Borç freninin muhafaza edilmesi ya da gevşetilmesi konusundaki görüşler potansiyel koalisyon partileri arasında farklılık gösterirken, analistler, Alman ekonomisini canlandırmak ve daha yüksek savunma harcamalarının finansmanı için anayasal el freninin gevşetilmesinin uzun sürmeyebileceğini tahmin ediyor.
Çin etkisi
Almanya'nın diğer büyük Avrupa ekonomilerine kıyasla Çin'e daha fazla bağımlı olması dikkati çekiyor.
Çin'in 2001'de Dünya Ticaret Örgütüne (WTO) katılmasıyla hızlanan ekonomik büyümesi, "Made in Germany" sanayi mallarına büyük talep getirirken, Almanya emeğin yoğun olduğu Çin ekonomisinde dış kaynak kullanımından büyük fayda sağladı.
Almanya'nın Çin'e bağımlılığı; dış ticaret, tedarik zincirleri veya "büyük pazar" konusunda dikkati çekerken, Çin'in Almanya'dan satın aldığı malları giderek daha fazla üretebilmesi Alman ekonomisinin büyümesini zorlaştırıyor.
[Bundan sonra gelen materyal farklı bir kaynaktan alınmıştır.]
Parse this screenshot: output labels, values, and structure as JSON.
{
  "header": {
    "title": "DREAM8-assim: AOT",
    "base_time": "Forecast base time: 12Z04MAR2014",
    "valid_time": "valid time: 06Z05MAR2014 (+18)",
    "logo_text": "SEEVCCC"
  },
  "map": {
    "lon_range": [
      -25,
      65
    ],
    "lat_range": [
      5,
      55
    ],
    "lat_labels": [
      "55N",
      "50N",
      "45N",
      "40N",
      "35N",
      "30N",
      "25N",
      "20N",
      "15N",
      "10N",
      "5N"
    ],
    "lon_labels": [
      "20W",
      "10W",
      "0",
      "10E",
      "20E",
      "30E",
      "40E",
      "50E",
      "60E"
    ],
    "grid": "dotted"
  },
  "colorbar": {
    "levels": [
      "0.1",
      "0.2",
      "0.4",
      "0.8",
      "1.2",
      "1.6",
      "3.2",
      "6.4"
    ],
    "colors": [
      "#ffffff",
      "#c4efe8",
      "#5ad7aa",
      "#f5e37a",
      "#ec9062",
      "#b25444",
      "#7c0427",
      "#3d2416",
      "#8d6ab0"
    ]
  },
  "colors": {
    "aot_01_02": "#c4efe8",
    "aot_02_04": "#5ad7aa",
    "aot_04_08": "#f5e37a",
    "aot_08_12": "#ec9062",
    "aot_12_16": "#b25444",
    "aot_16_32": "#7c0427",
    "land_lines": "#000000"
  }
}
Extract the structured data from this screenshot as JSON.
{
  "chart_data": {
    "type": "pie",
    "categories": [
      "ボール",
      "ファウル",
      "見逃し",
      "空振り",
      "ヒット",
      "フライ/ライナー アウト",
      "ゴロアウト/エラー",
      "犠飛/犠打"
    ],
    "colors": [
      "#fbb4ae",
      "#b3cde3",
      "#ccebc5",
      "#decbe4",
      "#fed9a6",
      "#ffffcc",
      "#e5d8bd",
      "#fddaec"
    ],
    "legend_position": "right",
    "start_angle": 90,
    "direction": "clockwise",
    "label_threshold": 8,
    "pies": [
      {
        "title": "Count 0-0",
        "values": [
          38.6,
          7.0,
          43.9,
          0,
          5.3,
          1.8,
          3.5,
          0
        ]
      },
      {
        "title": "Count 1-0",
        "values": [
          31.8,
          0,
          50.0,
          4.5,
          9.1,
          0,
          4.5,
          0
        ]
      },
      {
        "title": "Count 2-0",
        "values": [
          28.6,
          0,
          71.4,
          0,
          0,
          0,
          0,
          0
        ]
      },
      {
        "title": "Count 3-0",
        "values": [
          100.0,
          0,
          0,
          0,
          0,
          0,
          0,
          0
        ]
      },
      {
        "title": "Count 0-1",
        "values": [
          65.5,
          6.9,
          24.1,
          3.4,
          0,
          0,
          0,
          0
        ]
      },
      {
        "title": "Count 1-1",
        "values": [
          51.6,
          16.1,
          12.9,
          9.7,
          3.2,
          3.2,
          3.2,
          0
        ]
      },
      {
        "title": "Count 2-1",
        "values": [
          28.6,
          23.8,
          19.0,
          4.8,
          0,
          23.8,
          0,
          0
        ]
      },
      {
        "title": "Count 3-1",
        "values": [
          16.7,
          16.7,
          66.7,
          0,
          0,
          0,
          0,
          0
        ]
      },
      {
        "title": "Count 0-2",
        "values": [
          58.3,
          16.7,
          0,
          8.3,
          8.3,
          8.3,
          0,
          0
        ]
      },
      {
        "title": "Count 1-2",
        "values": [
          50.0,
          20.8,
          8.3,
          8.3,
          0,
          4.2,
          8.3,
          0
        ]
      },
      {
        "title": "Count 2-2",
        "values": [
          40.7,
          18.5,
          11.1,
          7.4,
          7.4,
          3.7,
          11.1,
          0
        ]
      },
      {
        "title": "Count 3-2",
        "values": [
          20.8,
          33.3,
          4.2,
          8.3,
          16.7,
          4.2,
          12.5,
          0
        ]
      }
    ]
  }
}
Çin'in kalite basamaklarını ve teknoloji basamaklarını hızlıca tırmanması, bu ülkeyi Almanya için zorlu rakip haline getiriyor.
Alman sanayisinde kullanılan ara ürünlerin çoğunluğu Çin'den gelirken, bu ülkenin Alman ekonomisi için önemini vurgulayan Alman iş dünyası da "Çin olmadan yapamayacakları" uyarısında bulunuyor.
"Avrupa'nın hasta adamı" olup olmadığı tartışması sona erecek mi?
1990'da iki Almanya'nın yeniden birleşmesi ekonomi için yüksek maliyetler getirirken, 10 yıl boyunca ihracat talebinin yavaşlaması çift haneli işsizlik oranlarına katkıda bulundu ve 1990'ların sonunda Almanya "Avrupa'nın hasta adamı" olarak nitelendirilmeye başlandı.
Almanya'nın 25 yıl sonra bir kez daha "Avrupa'nın hasta adamı" olup olmadığı tartışması geri dönerken, "Almanya toparlanamaz ve Avrupa'nın hasta adamı haline gelirse bunun Avrupa için sonuçları ne olur?" sorusu tartışılmaya başlandı.
Rekor düzeyde yüksek istihdamı, istikrarlı ticaret fazlasını ve sağlam kamu maliyesini Almanya'nın hala birçok güçlü yanları olarak gösteren ekonomistler, pazar günkü seçimlerin ardından "Avrupa'nın hasta adamı" olup olmadığı tartışmasını sona erdirmek için gereken reformları hayata geçirmenin yeni hükümetin görevi olacağını belirtiyor.